Singing for peace through Taizé
Reflective service turns music into prayer
The worshippers sit silently in short rows on a steamy summer night as two men begin to strum softly on guitars near a minister-less altar.
The parishioners join the stringed instruments in unison, somewhere between singing and chanting.
Bless the Lord, my soul,
and bless God’s holy name,
Bless the lord, my soul,
who leads me into life.
Then, the voices and strings unite for another round of the same song. Then another. And another. Until four or five minutes and up to 20 repetitions of those verses have been sung.
Welcome to Taizé.
Welcome to a style of music, a style of worship, a town and a community all defined by one thing — the hope of peace.
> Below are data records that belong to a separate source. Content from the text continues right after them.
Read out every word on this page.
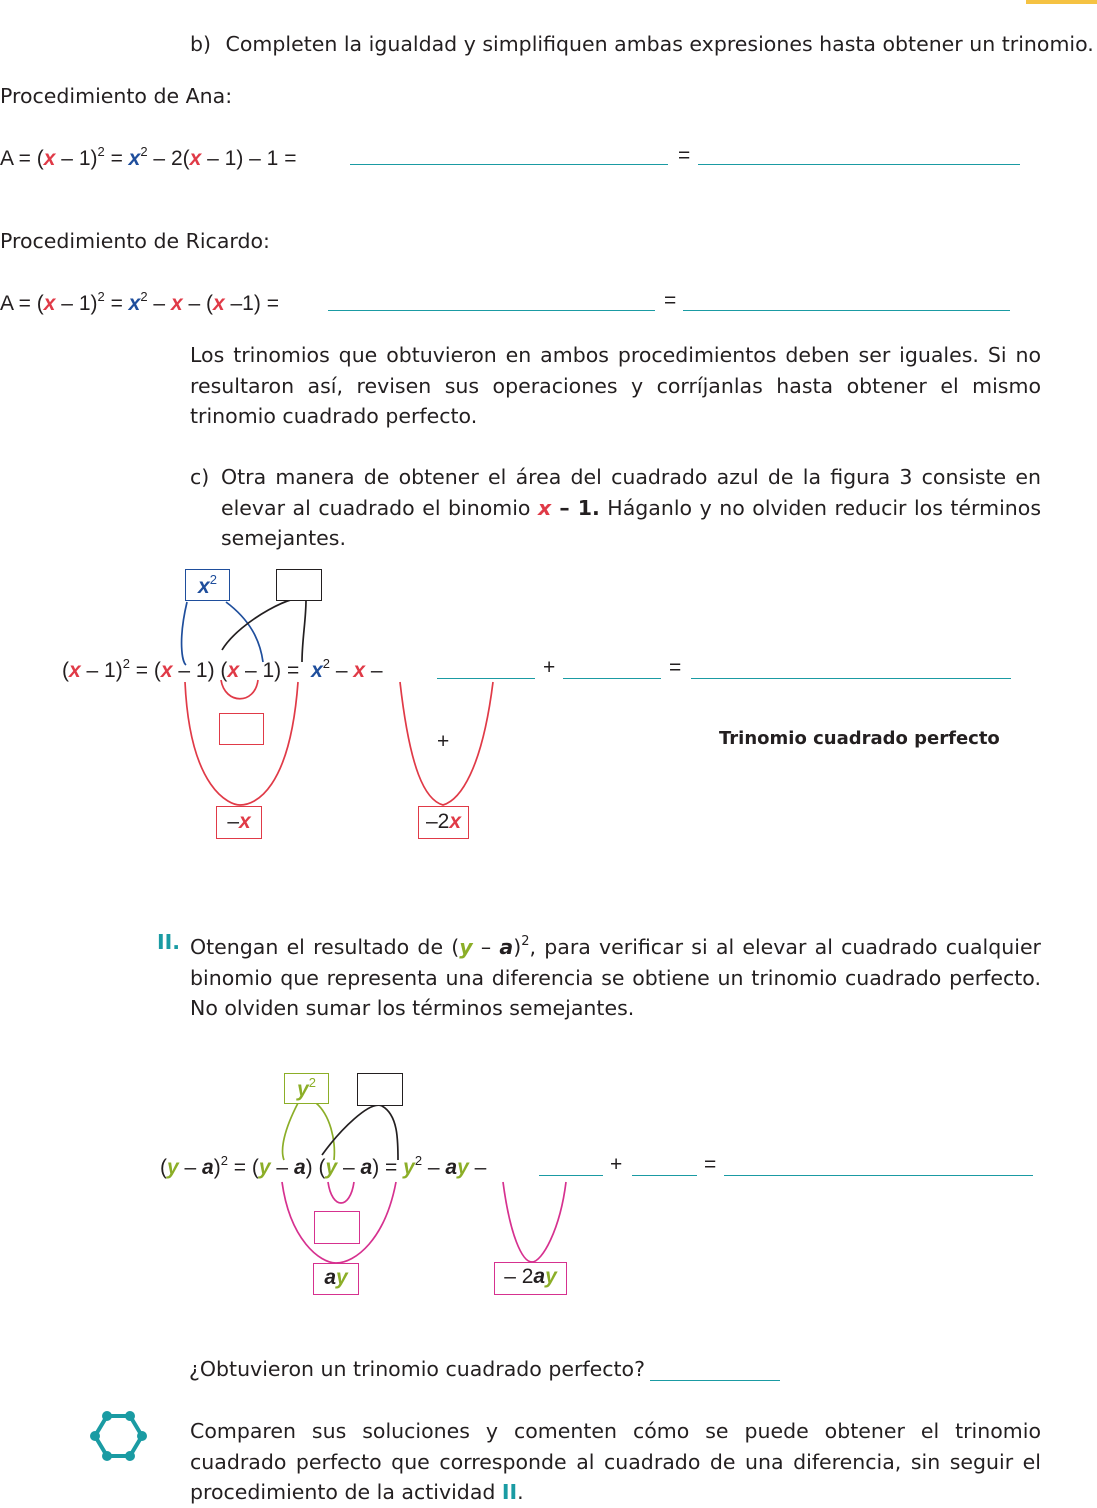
b) Completen la igualdad y simplifiquen ambas expresiones hasta obtener un trinomio.
Procedimiento de Ana:
$A = (x - 1)^2 = x^2 - 2(x - 1) - 1$ =	=
Procedimiento de Ricardo:
$A = (x - 1)^2 = x^2 - x - (x$ –1) =	=
Los trinomios que obtuvieron en ambos procedimientos deben ser iguales. Si no resultaron así, revisen sus operaciones y corríjanlas hasta obtener el mismo trinomio cuadrado perfecto.
c) Otra manera de obtener el área del cuadrado azul de la figura 3 consiste en elevar al cuadrado el binomio x – 1. Háganlo y no olviden reducir los términos semejantes.
$x^2$
–x	–2x
+
(x – 1)$^2$ = (x – 1) $(x - 1) = x^2 - x$ –	+	=
Trinomio cuadrado perfecto
II. Otengan el resultado de (y – a)$^2$, para verificar si al elevar al cuadrado cualquier binomio que representa una diferencia se obtiene un trinomio cuadrado perfecto. No olviden sumar los términos semejantes.
$y^2$
ay	– 2ay
(y – a)$^2$ = (y – a) $(y - a) = y^2$ – ay –	+	=
¿Obtuvieron un trinomio cuadrado perfecto?
Comparen sus soluciones y comenten cómo se puede obtener el trinomio cuadrado perfecto que corresponde al cuadrado de una diferencia, sin seguir el procedimiento de la actividad II.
“There’s a bit of confusion because Taizé is a town. And Taizé is music. And Taizé is a prayer service,” says Judith Galas, the leader of a Taizé-style service at Plymouth Congregational Church, 925 Vt. “And so what I always say to people is, it’s a reflective prayer service that includes music and readings that is ecumenical in spirit and focused (on) peace within and peace within the world.”
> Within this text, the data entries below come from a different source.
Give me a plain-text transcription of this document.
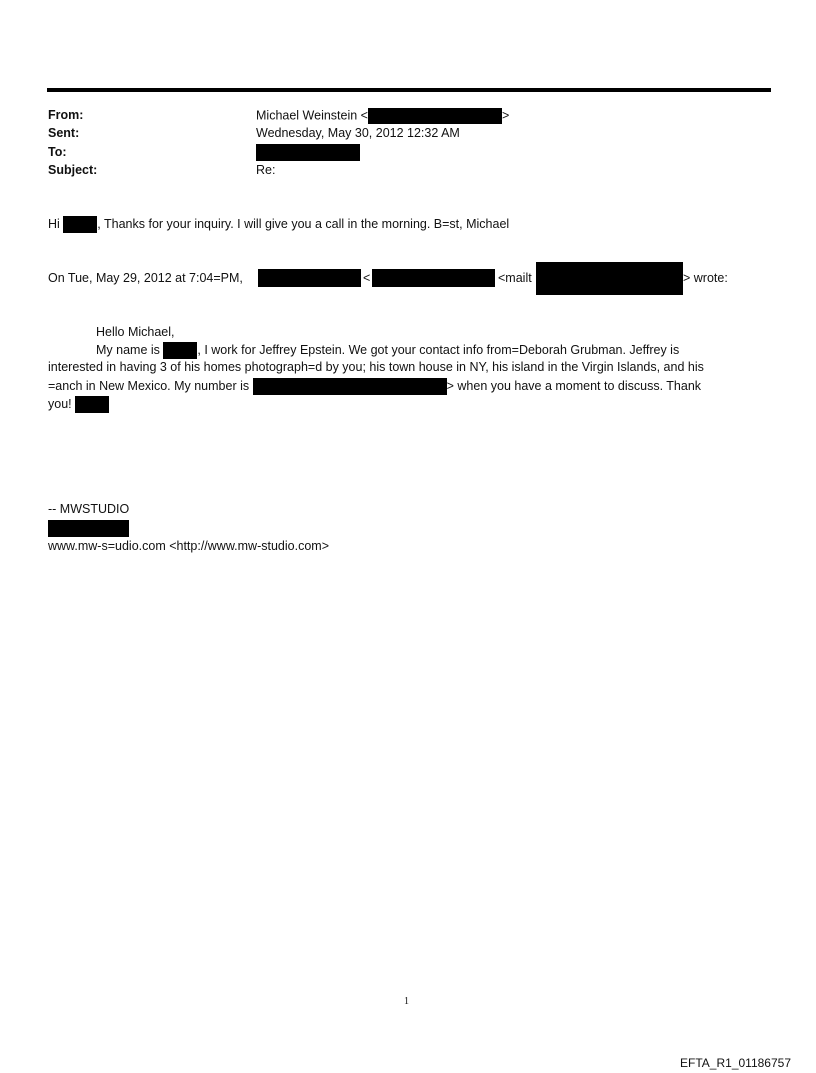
From:	Michael Weinstein <	>
Sent:	Wednesday, May 30, 2012 12:32 AM
To:
Subject:	Re:
Hi	, Thanks for your inquiry. I will give you a call in the morning. B=st, Michael
On Tue, May 29, 2012 at 7:04=PM,	<	<mailt	> wrote:
Hello Michael,
My name is	, I work for Jeffrey Epstein. We got your contact info from=Deborah Grubman. Jeffrey is
interested in having 3 of his homes photograph=d by you; his town house in NY, his island in the Virgin Islands, and his
=anch in New Mexico. My number is	> when you have a moment to discuss. Thank
you!
-- MWSTUDIO
www.mw-s=udio.com <http://www.mw-studio.com>
1
EFTA_R1_01186757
Galas and others hope to expose Taizé, pronounced ta-ZAY, and head off the confusion by hosting a special Taizé-style service in honor of Hiroshima Remembrance Day at 7 p.m. Friday at Corpus Christi Catholic Church, 6001 Bob Billings Parkway.
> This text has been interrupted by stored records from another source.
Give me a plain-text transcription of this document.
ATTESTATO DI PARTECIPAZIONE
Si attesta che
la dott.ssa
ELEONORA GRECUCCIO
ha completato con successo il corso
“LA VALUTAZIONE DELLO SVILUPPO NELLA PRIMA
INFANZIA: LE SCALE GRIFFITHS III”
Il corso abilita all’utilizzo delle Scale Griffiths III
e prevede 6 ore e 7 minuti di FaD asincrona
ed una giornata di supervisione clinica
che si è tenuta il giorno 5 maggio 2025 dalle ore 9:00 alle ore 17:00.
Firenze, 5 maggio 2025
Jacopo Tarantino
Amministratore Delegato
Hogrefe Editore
“We have so many people in Lawrence within faith communities and even not faith communities who are really activists in spirit and sometimes in protest on issues of peace,” Galas says. “Maybe if people understood Taizé grew out of the post-World War II peace movement, Taizé will grow in Lawrence.”
Taizé is a unique style that crosses Christian denominations. It is dominated by chants, short songs sung over and over again, 15 to 20 times at a clip, explains Lara West, who will be heading up the music for the special Hiroshima service.
“We repeat the same thing over and over and over again. The idea of that is that you can then just internalize the song and so it becomes a sung prayer as you repeat it over and over again,” West says. “Maybe you don’t have to think about it so much and maybe you can pray it and then you take it with you in your mind when you go away.”
That style of singing and the service in general was born in Taizé, France, as a reaction to the violence of World War II. The worship style was founded by Brother Roger, a Swiss-born Protestant who lived in Taizé during the dawn of the war and sheltered refugees. After the war, he created an official brotherhood of seven religious-minded men.
Today, there are more than 100 brothers of differing Christian backgrounds and nationalities worshiping at Taizé in the style created by Brother Roger — a mix of repetitive singing, silence, readings and prayer.
For each service, hundreds gather, and church leaders of many denominations, including the late Pope John Paul II, have attended worship with the brothers.
One of the worshippers back in 1999 was West, who was living in Germany at the time and decided on a whim to head to Taizé for a long weekend.
“At Taizé there was maybe 1,000 people, so you could sit out and just listen for a little while, you could come back in and sing with renewed spirit, you could listen to the music and pray,” West says. “It was just an incredible coming together of people from different countries, who spoke different languages and really living simply.”
Signing on and singing on
Taizé services in Lawrence are infrequent, happening at some churches during holy periods of Lent and Advent. The only consistent and enduring Taizé service has been the one Galas and the Rev. Lew Hinshaw have been hosting at Plymouth Congregational at least once a month for a decade now.
The group meets on the final Friday of each month and attendance is small but consistent, says Galas.
“I think what happens is it resonates with some people. They come to one, and if it really is something that reflects their own way of praying, they sign on,” Galas says. “We have people here who have been coming 10 years, eight years, whatever it is — they signed on.”
The group is hoping to get others to sign on after experiencing the peaceful music for themselves and keep the peaceful movement growing.
“We think it can be very enriching for people’s spiritual lives,” West says. “But they have to come, and a lot of times people just don’t come because it’s something they don’t know anything about.”